Reputation:
I need to protect the assignment or initialization of a const variable using lock. Something like this:
int device_write() {
/* ... */
lock (lock);
const int var = test_variable[INDEX];
/* ... */
...
/* var being used here sometime later*/
unlock(lock)
...
}
But now the compiler starts giving warning that declaration is after statement. Becasue the const int var = ..
declaration is below spin_lock().
The var
variable is not a global variable.
Actually the Right hand side of assignment is pretty big in real code. So want to capture that first in variable named var and use it later in a complex statement involving var with various bit operation. That is the requirement. Cant change that
Basically on the right hand side of the assignment the test_variable[..]
is vulnerable to race condition due to concurrency/multithreading. Hence a lock() is needed for protection.
Is there any other elegant way around to achieve that?
Upvotes: 1
Views: 85
Reputation: 26753
You only need to separate the definition of the variable from the write access that needs protection, especially as the part which writes to the left (by your own statement) is not the point.
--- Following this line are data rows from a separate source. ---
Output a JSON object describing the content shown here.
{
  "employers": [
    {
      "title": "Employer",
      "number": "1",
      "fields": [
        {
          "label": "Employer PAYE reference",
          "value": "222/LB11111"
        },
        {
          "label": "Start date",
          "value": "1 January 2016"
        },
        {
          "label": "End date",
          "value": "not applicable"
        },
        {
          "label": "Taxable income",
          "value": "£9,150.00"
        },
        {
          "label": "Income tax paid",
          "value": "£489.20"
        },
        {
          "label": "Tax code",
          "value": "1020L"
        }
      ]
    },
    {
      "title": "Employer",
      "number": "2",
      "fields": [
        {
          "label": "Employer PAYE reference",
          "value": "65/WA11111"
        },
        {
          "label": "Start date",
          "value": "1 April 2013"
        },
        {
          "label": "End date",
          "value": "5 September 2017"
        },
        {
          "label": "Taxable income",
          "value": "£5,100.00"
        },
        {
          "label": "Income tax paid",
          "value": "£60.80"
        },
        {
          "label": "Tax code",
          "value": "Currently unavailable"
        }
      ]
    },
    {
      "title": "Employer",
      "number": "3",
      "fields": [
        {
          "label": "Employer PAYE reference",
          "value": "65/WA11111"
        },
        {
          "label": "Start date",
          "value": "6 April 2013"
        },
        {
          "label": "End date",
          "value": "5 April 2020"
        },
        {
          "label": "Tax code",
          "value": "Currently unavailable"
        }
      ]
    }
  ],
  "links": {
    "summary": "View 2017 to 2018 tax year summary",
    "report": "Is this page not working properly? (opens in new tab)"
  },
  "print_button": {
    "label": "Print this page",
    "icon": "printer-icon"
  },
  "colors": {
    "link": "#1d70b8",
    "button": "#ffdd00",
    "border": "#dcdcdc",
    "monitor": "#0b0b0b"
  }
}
To make sure that the variable does not get a value from an inconsistent read, it is enough to do the reading inside the lock, which in turn does not need to be at initialisation, which was what annoyed the compiler.
So:
int some_function()
{
/* ... */
int nonconst = 0; /* no declaration is after statement */
lock ( ...)
nonconst = test_variable[INDEX]; /* only assignment, no declaration */
/* ... */
{ /* start a new block to solve the compilers sequence complaint */
const int var = nonconst; /* var itself is const */
/* ... */
/* var being used sometime later, no code can change var */
/* changing the nonconst variable is possible, but does not affect
the value of var anymore */
/* ... */
}
unlock(...)
}
Above is my answer, please find below a more elegant version, which I understand was derived by OP from the insightful comment of Adrian Mole (which I blindly missed...) and the structure of my answer. Should Adrian or OP make their own answer and notify me, I will delete this part. For the time being it improves this answer, for the benefit of others.
int some_function()
{
/* ... */
lock ( ...);
{ /* start a new block to solve the compilers sequence complaint */
const int var = test_variable[INDEX]; /* var itself is const */
/* ... */
/* var being used sometime later, no code can change var */
/* ... */
}
unlock(...);
}
I did some tiny edits to reduce confusion and compiler warnings a little.